Par ailleurs, comme l'a d'ailleurs souligné le Dr Élisabeth Hubert lors de son audition, il est souhaitable d'éviter un allongement de la durée totale des études de médecine, déjà suffisamment longues pour assurer une excellente formation scientifique. Aussi l'institution d'une année d'exercice en milieu sous-médicalisé devrait-elle être envisagée dans une perspective d'ensemble de réorganisation du cursus universitaire.

Proposition : définir, en concertation avec les professionnels et sans allonger la durée totale des études, les modalités d'une année de formation pratique des étudiants en médecine dans des zones fragiles.

Il va sans dire que cette proposition suppose que soit déterminée avec précision et sur des critères objectifs la notion de « zones fragiles ».

b) Supprimer les obstacles à la mobilité des étudiants

Ces obstacles sont à la fois d'ordre juridique et pratique.

(1) Les obstacles juridiques

Au cours de l'audition de M. Emmanuel Berthier, le Président Claude Belot a apporté son témoignage sur ce que l'on pourrait appeler un « mur de verre » faisant obstacle à la mobilité des étudiants et donc, dans une certaine mesure, à leur éloignement de leur ville universitaire : la régionalisation des études est à l'origine d'un cloisonnement qui empêche les internes d'accomplir leurs stages en dehors de leur région universitaire de rattachement. C'est ainsi, pour reprendre l'exemple de M. Belot, que les étudiants inscrits à Bordeaux ne viennent plus à Jonzac (qui ne se trouve pourtant qu'à une heure de route), dont le centre hospitalier est formellement rattaché à la région Poitou-Charentes... mais ceux qui sont inscrits à Poitiers n'y viennent pas pour autant, Jonzac en étant éloigné d'environ 200 km.

Votre Délégation estime nécessaire de remédier à cette situation, pour le moins curieuse, et qui touche directement les hôpitaux de proximité (les grandes structures hospitalières n'ayant pas de difficultés pour recruter des internes). A cette fin, elle propose de permettre aux étudiants d'accomplir leurs formations pratiques en tout endroit du territoire national, y compris en dehors de leur région universitaire..

Proposition : permettre aux étudiants en médecine d'accomplir leurs formations pratiques en tout endroit du territoire national, y compris en dehors de leur région universitaire.

Cette proposition ne sera cependant d'une véritable efficacité que si les étudiants en médecine ont la possibilité de bénéficier d'une bourse d'une collectivité située en dehors de leur région universitaire (par exemple que la région Poitou-Charentes puisse accorder une bourse à un étudiant inscrit à Bordeaux). Il faut donc non seulement que l'étudiant concerné puisse, juridiquement, « frapper à une autre porte », mais également qu'il soit informé de ce droit.

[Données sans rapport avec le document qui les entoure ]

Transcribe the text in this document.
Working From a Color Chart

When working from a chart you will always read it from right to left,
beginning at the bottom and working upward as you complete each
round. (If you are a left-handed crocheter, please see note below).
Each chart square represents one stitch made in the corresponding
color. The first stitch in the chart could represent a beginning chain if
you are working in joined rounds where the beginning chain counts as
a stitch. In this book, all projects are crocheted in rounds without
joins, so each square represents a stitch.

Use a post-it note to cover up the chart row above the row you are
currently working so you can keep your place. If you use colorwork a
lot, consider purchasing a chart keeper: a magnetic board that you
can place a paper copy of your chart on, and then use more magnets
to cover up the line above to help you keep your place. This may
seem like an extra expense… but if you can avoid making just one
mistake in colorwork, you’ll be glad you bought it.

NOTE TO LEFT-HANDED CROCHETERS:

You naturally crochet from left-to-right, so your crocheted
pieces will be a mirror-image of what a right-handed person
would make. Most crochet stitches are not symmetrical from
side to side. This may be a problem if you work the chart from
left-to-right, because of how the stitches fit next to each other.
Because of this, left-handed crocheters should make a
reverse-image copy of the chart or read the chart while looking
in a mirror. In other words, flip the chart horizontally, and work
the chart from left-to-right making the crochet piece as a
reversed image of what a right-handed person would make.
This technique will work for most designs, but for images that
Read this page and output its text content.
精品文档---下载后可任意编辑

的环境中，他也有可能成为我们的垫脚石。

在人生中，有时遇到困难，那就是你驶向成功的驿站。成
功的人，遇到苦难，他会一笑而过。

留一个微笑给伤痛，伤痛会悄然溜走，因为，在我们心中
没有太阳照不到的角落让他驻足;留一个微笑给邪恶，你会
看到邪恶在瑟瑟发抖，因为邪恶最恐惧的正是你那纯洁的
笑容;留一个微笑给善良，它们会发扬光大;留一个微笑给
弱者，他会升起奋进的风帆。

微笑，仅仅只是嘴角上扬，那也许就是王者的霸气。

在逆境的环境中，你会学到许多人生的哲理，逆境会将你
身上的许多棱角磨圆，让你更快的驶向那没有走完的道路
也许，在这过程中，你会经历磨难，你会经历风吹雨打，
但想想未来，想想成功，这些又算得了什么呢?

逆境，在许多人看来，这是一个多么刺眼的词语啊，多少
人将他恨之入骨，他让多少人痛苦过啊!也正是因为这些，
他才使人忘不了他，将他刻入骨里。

Proposition : prévoir l'obligation d'informer tout étudiant en médecine, au moment de son inscription, de son droit de solliciter une bourse auprès de toute collectivité territoriale, y compris auprès de celles situées en dehors du territoire de sa région universitaire.

(2) Les obstacles pratiques

Les étudiants désireux d'accomplir un stage en dehors de leur zone universitaire, et donc ceux tentés par une formation en milieu rural, peuvent se heurter à plusieurs obstacles pratiques, deux en particulier : les difficultés de transport et l'accès au logement sur place.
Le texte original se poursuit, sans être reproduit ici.